Christian witness is always hard, he said, because people are prone to "being dazzled by the glitter of worldliness," but in the Western world sharing the faith is even harder today.

As he described it, the Christian faith was the everyday reality for most people in what used to be called Christendom. The burden was on non-believers to justify their disbelief.

But today the tables have turned following a long slide into atheism, skepticism and a secular worldview that was ushered in by the Enlightenment.

This, in turn, has paved the way for moral and spiritual disaster in the Western world. People have become confused about ethics once commonly held, making room for relativism and fostering "an ambiguous conception of freedom, which instead of being liberating ends up binding man to idols," the Pope said.

In response to the ensuing moral and spiritual chaos, Pope Benedict called on all people to discover God by following three paths.

The first path involves contemplating creation. "The world is not a shapeless magma, but the more we know, the more we discover the amazing mechanisms, the more we see a pattern, we see that there is a creative intelligence," the pontiff remarked.

The second way of finding God is through inner contemplation. The Holy Father quoted St. Augustine's famous saying, "Do not go outside yourself, come back into yourself: truth dwells in the heart of man." He also observed that the modern world is full of distractions that make it hard "to stop and take a deep look within ourselves and read that thirst for the infinite that we carry within, pushing us to go further and towards that Someone who can satisfy it."

The third path, faith, is a dimly lit path for many people who view it as a limited aspect of life, if not a form of "illusion, escapism…or sentimentality."

But in reality, the Pope stated, faith concerns the truth about mankind and our eternal destinies.

"Faith … is an encounter with God who speaks and acts in history and which converts our daily life, transforming our mentality, system of values, choices and actions," he said. Faith is "not illusion, escapism, a comfortable shelter, sentimentality, but involvement in every aspect of life and proclamation of the Gospel, the Good News which can liberate all of man."

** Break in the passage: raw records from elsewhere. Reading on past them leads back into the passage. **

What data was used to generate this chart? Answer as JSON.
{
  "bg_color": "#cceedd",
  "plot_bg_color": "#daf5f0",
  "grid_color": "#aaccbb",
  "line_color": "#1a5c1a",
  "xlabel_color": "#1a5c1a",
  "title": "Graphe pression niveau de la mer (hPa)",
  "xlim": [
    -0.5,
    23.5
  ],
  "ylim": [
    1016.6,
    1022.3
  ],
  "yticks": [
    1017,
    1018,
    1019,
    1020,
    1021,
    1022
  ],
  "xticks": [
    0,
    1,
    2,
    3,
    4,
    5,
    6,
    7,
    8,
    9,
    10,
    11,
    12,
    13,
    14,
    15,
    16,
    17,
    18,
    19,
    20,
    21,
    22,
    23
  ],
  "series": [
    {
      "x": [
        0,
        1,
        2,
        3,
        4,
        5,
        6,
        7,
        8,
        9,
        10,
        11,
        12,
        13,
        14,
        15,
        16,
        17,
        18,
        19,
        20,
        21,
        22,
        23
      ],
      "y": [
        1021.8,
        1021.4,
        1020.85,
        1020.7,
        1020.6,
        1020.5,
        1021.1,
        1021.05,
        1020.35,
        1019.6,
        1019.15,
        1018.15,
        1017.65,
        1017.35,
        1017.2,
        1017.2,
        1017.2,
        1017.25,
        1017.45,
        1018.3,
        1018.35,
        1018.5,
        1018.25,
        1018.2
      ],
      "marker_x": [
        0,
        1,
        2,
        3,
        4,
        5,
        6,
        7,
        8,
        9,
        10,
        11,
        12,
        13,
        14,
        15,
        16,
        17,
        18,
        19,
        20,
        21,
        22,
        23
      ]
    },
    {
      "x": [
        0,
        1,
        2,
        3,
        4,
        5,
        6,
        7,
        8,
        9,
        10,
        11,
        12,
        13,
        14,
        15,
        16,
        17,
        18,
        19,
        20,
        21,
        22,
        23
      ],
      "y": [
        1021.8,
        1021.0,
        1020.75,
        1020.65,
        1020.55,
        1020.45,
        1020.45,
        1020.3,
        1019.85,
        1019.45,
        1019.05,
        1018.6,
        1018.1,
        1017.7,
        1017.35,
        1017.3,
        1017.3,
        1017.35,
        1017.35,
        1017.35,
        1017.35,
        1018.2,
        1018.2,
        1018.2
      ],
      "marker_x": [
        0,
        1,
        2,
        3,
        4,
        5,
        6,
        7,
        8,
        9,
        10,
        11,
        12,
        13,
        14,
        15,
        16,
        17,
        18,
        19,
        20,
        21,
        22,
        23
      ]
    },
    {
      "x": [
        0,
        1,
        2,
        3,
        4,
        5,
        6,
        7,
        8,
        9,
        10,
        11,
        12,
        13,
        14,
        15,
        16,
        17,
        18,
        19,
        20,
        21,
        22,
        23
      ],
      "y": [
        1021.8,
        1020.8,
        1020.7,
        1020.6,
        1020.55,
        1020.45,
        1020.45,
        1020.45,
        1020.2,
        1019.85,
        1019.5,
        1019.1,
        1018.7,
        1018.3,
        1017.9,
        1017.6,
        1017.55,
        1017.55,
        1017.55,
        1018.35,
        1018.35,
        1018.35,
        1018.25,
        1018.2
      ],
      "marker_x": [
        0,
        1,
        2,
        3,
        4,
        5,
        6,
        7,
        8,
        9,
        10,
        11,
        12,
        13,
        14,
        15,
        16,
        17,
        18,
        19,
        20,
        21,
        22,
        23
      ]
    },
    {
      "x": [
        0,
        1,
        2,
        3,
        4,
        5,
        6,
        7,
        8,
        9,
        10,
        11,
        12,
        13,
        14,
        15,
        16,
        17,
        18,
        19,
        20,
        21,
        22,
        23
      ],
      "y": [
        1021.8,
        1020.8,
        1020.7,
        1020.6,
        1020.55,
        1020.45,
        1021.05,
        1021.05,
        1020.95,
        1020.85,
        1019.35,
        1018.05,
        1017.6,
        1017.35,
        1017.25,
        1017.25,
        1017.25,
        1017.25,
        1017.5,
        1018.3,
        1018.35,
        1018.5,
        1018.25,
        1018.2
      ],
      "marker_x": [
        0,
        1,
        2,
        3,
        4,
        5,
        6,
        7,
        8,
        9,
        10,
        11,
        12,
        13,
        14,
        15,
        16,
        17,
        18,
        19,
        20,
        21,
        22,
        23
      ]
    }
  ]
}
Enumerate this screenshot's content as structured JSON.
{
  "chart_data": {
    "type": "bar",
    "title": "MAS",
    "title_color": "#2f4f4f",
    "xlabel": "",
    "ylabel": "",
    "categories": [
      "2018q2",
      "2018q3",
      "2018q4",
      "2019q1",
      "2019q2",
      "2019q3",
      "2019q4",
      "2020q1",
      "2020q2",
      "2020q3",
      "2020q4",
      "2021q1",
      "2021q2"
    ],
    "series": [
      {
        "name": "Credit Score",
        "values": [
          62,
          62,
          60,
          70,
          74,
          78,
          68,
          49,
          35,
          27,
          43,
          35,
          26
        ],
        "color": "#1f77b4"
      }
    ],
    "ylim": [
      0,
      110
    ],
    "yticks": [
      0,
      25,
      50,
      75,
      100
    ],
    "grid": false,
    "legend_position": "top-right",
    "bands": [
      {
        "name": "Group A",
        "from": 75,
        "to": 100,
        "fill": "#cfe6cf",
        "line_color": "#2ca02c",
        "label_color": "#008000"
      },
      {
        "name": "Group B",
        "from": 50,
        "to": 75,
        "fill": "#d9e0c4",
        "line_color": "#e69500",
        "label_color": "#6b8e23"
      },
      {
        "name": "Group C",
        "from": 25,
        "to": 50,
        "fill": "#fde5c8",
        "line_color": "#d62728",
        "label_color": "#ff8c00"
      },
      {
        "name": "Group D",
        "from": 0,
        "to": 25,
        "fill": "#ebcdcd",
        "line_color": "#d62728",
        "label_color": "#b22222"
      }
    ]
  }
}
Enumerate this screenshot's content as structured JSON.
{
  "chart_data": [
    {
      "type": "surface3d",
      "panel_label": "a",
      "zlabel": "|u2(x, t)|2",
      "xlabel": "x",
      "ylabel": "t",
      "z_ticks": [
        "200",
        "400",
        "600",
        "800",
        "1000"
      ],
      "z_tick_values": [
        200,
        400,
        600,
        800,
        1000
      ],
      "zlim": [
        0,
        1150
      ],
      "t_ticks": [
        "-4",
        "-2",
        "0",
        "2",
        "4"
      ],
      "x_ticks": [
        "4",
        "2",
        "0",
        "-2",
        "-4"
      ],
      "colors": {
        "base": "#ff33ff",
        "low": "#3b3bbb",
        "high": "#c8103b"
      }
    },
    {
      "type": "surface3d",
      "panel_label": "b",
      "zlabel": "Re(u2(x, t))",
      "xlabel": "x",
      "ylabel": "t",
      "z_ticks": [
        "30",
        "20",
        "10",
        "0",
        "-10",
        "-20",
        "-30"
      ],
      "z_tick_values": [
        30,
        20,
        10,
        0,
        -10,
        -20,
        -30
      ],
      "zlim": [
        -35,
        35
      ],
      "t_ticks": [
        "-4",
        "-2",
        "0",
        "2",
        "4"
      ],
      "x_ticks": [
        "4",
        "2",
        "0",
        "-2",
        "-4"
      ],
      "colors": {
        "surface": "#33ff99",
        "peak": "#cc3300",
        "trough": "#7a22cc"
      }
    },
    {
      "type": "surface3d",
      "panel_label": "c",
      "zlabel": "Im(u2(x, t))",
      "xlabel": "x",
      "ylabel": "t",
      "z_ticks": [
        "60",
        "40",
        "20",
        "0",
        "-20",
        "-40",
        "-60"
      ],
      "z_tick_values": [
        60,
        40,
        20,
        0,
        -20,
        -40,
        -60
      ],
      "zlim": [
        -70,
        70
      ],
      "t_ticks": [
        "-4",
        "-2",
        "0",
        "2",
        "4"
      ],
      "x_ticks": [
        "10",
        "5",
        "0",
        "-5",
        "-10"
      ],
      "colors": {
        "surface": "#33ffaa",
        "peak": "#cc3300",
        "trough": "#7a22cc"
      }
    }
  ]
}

Yet, many people consider Christianity as a mere system of beliefs and morals instead of God's self-revelation in history so that he could have a loving relationship with his creatures.

"Christianity, before being a moral or ethical value, is the experience of love, of welcoming the person of Jesus," Pope Benedict stated, calling on all Christians to learn better the faith they profess and purify their lives in conformity with Christ.

After the Pope summarized his message in different languages and prayed the Our Father in Latin, the visiting men and boys of England's Choir of Westminster Abbey burst into a joyful hymn.

Jim and Joyce Vieland, visiting Rome for the first time with other pilgrims from the Diocese of Cleveland, were enthralled by the experience.

"It was tranquil, yet joyous," said Mr. Vieland of Chardon, Ohio. "What I took away was the message that if you give joy to Jesus, then others, you yourself will be happy."

Mrs. Vieland rejoiced in the unity of Catholicism on display in the hall, with so many people from around the world professing their common faith.

"I believe that if more people came to Rome to see the unity of the Church, they'd become closer to our Lord," she said.